This week, Hootsuite announced that it can now support scheduling Instagram posts, leading social media managers everywhere to rejoice. Although other applications have allowed users to monitor and track their content, Hootsuite’s announcement is enabling full posting from within the app (although you do still have to confirm the post from your mobile phone, unfortunately).
As a marketing professional, this brings up an often-discussed topic in our field. How much should you be scheduling social media content? Or for that matter – any content at all? In an ideal world, we’d all be able to post up-to-the-minute Tweets and be awake at 6:00 a.m. to write a blog to go live at 8:00. But in reality, the ability to schedule things in advance saves marketing teams valuable time and energy by streamlining the process of strategizing, writing and posting content. It’s important to keep in mind, however, that different channels are more appropriate for scheduling than others.
Scheduling Blog Posts
In terms of social media content, blog posts are the most obvious and beneficial pieces of content to schedule to post at a desired time. Maintaining a consistent posting schedule is an important aspect of blogging, and the ability to write blogs ahead of time saves the inconvenience of having to break into a daily schedule to write a new post. It also means that several members of a company can write blogs and funnel them to an editor for review prior to posting them online.
The only downside of scheduling blogs is the inevitability of breaking news in some industries. For instance, fully scheduling blogs a month out for an IT company probably wouldn’t work as new technologies evolve weekly. As long as you know your goals and plan appropriately for having a relevant blog, this is an issue that can be overcome.
Schedulability score: 9/10
The Benefits of Scheduling Tweets
The advantages to scheduling on Twitter might just be as high as blog posts, but, they also have higher risks. The nature of Twitter’s feed means that if your followers aren’t logged onto Twitter at the time you post, they may not see what you’ve shared. This encourages repeated sharing of the same content, which, for the most part, works well on Twitter and works even better when combined with a social media scheduler like Hootsuite. With that, it’s also important to keep in mind that Twitter is highly dependent on trends–if a large news story hits, feeds often become full of news, updates, or voices of concern about the topic. Depending on how dramatic the effect is, a scheduled tweet promoting your newest blog post in the middle of this can cause criticism of your brand not being sensitive to the issue. Lesson being? Schedule, be aware of what you’ve got in the queue and prepare to adjust if necessary.

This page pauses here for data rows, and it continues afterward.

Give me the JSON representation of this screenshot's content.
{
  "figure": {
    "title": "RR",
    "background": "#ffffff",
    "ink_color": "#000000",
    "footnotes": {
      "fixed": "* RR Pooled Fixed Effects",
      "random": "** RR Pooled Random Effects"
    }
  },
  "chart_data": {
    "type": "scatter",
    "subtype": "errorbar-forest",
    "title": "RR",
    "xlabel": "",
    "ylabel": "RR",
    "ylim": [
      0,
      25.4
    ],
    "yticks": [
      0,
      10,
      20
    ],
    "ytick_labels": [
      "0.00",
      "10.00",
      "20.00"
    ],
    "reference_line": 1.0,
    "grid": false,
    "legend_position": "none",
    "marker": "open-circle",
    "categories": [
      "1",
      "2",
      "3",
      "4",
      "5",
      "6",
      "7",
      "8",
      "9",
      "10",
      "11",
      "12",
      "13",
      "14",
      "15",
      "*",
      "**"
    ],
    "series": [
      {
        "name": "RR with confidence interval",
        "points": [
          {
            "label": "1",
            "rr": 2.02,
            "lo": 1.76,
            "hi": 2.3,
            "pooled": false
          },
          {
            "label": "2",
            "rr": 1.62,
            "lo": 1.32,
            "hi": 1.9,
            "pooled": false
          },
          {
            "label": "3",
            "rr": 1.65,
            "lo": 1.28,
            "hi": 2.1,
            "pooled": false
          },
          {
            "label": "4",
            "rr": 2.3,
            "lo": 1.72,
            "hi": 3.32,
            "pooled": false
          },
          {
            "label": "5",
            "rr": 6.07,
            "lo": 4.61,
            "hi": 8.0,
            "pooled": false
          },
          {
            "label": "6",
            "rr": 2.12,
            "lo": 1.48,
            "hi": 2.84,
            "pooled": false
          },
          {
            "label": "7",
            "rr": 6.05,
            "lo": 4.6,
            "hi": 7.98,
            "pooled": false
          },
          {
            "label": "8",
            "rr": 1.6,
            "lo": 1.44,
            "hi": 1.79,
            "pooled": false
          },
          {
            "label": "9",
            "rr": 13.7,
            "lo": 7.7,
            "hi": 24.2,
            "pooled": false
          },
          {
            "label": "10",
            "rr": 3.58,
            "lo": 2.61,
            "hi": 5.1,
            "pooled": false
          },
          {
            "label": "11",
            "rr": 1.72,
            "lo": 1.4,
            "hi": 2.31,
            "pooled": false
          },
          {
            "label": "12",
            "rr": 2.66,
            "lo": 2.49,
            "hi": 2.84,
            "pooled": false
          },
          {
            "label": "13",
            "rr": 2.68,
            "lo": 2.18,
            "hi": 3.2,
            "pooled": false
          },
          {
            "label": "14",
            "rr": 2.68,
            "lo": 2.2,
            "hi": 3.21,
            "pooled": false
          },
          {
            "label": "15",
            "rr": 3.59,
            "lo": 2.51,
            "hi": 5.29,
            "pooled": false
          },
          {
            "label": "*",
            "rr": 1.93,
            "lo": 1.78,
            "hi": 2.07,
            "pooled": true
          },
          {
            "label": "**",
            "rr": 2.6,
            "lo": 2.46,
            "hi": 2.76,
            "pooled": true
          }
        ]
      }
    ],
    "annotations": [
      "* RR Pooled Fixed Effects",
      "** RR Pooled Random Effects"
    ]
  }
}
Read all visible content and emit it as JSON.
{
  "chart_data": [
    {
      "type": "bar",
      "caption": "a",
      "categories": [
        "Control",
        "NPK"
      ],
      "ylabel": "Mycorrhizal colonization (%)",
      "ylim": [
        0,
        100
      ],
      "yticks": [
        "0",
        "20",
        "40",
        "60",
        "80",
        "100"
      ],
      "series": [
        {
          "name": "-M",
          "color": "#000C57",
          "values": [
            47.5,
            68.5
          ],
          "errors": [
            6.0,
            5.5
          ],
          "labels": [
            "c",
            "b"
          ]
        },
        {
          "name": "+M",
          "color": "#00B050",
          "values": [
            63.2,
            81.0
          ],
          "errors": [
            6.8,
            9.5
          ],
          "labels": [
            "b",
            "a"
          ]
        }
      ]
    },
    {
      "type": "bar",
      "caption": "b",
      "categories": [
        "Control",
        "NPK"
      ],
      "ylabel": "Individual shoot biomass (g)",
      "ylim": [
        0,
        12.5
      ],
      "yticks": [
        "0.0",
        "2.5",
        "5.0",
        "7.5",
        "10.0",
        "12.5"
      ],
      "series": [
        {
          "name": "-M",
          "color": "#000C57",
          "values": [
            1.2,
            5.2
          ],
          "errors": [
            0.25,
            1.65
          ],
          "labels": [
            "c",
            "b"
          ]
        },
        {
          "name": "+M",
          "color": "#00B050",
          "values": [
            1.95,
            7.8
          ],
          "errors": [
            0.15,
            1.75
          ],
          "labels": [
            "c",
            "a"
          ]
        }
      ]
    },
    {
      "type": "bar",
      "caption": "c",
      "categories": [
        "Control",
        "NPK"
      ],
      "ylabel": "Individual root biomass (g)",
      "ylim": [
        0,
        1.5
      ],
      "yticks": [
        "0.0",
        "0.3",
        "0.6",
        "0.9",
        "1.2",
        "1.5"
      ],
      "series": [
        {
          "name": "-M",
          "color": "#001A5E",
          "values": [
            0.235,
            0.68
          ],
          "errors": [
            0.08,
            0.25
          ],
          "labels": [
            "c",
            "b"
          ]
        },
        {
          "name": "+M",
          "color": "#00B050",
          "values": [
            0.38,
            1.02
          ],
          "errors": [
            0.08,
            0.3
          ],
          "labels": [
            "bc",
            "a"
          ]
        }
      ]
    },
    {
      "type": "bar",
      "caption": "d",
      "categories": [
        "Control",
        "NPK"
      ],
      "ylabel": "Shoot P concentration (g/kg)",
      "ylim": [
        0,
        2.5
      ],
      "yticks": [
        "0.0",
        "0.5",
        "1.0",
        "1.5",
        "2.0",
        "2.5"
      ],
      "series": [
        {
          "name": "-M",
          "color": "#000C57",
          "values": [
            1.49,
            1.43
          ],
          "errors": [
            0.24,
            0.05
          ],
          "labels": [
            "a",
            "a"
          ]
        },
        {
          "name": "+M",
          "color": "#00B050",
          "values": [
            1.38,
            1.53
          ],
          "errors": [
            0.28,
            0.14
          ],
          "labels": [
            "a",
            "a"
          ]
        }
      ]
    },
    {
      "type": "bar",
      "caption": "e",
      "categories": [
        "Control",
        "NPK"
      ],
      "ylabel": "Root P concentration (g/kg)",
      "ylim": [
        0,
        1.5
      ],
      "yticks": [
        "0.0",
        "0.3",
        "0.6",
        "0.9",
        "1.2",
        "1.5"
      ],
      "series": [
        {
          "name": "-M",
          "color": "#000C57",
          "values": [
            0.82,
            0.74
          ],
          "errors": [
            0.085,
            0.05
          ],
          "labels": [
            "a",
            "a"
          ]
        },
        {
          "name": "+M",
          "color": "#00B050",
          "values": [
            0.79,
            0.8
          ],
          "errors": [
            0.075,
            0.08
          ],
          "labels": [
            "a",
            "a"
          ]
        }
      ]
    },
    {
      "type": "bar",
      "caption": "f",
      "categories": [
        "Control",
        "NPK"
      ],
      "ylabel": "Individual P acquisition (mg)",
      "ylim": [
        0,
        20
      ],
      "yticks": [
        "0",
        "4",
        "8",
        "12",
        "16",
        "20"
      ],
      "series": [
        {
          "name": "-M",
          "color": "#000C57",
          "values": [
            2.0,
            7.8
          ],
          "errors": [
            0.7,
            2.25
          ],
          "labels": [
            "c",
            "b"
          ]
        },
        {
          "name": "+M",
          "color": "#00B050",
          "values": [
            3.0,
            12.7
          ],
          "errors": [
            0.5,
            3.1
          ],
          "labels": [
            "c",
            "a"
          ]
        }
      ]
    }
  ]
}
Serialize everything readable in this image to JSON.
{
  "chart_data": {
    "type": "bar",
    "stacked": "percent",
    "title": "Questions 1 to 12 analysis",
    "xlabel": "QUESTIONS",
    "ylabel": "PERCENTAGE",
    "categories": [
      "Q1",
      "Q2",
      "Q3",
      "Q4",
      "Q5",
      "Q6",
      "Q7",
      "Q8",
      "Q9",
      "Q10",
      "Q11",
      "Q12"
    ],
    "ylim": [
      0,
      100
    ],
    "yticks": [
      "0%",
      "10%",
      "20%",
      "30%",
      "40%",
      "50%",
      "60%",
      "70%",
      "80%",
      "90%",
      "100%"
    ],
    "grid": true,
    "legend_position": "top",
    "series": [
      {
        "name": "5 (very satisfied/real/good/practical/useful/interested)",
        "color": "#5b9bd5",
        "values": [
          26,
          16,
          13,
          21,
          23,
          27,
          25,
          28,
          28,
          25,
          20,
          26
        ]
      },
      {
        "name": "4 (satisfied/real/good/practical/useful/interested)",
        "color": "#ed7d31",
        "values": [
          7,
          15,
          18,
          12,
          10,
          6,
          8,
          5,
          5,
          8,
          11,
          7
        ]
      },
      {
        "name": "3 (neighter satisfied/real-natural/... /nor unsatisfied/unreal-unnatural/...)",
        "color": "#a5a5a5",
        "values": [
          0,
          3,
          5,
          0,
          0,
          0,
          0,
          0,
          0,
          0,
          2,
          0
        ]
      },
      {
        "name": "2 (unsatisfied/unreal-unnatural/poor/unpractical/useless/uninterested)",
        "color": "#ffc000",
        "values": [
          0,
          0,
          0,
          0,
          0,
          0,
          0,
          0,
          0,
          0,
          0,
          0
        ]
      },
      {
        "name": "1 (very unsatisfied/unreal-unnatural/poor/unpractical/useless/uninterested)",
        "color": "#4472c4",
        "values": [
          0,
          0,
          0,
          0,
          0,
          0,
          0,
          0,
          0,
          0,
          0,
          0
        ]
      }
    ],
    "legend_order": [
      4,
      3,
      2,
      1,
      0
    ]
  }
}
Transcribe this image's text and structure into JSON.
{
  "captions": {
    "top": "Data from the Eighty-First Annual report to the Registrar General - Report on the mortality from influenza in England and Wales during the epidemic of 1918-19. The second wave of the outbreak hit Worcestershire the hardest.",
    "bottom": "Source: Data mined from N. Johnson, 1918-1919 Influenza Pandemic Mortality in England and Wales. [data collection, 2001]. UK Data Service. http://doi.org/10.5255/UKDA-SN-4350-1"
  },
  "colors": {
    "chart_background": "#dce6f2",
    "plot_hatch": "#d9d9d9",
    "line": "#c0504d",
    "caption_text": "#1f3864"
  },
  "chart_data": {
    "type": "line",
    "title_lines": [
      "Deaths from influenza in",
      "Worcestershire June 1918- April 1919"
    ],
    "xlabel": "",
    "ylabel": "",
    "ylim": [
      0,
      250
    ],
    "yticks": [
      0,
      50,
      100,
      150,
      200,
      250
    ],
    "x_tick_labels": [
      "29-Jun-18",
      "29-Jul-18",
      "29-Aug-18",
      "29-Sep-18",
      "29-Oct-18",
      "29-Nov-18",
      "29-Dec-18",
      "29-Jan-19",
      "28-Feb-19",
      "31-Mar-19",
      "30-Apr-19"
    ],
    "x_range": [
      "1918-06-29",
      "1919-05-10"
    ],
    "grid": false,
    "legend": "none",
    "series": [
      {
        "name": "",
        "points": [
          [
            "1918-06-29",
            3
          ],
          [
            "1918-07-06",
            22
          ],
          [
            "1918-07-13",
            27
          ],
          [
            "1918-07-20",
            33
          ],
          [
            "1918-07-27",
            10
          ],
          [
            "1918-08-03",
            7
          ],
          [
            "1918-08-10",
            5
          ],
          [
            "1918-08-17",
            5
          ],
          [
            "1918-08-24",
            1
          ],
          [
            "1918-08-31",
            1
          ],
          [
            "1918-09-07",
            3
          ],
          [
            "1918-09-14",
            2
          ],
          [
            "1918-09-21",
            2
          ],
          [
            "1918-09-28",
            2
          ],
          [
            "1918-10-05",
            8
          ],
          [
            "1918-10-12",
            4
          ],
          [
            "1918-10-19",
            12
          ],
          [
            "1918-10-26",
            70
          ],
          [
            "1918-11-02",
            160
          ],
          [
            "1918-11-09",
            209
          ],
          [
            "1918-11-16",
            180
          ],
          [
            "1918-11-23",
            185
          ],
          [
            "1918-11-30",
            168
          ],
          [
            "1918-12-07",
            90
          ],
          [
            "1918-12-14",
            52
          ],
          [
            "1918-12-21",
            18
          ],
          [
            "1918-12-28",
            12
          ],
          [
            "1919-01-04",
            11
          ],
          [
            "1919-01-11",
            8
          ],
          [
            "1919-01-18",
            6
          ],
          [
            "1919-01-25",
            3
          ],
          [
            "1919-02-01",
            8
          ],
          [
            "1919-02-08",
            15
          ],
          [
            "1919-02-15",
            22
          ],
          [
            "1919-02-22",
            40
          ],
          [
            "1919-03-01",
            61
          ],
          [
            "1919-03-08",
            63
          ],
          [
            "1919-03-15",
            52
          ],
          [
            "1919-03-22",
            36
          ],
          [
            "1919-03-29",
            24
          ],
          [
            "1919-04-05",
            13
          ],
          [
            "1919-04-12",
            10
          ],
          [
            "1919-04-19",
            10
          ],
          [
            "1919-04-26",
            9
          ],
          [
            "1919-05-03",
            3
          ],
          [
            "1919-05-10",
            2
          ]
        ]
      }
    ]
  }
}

Schedulability score: 8/10
Managing Facebook Posts through Hootsuite
Scheduling posts in Facebook can have its advantages, but not as many as is shown by channels such as Twitter. Facebook’s algorithm will place your posts where it wants, and in front of who it wants (unless you’re sponsoring posts and that’s a whole other topic). Therefore, the benefit of scheduling the same message to send twice in one day goes down significantly. You don’t know that everyone (or no one) saw your post in the morning, so while you could post it again in the afternoon your fans just might see the morning one. In the afternoon. Confused yet?
There is a definite advantage to scheduling posts if you’re trying to determine your best posting days and times within the algorithm, though; if that’s an issue you’re trying to figure out, scheduling posts might be worth your while to ensure you’re programmatic about when posts are going live.
Schedulability score: 6/10
Should I Schedule Instagram Posts?
A week ago, this wasn’t a question because it wasn’t an option. Now the time has come that you will have to make this decision for yourself. With this new ability, there are bound to be brands that use Instagram scheduling with success, and those that flop horribly. The fact that Instagram was a platform that had to be fed from your smartphone led the feed to be instant, fairly organic, and a little gritty (which was why we liked it). Now, individuals will have the ability more than ever to post images that have been perfected in Photoshop with ease. Will this mean that feeds become filled with boring, “perfect” images? Only time will tell.
Schedulability score: To be determined
Proceed with Caution
Yes, scheduling posts (in any platform) can have its benefits, especially for agencies managing multiple social media accounts for their clients, for small marketing departments, and for those running a personal business on the side who can’t be there to post when they’re working their 9-5 job. But at the end of the day, proceed with caution. No one likes a brand who has content scheduled to the point of being mundane, who doesn’t show any personality, and who doesn’t respond to current issues. Proceed with caution, and you’ll reap the rewards.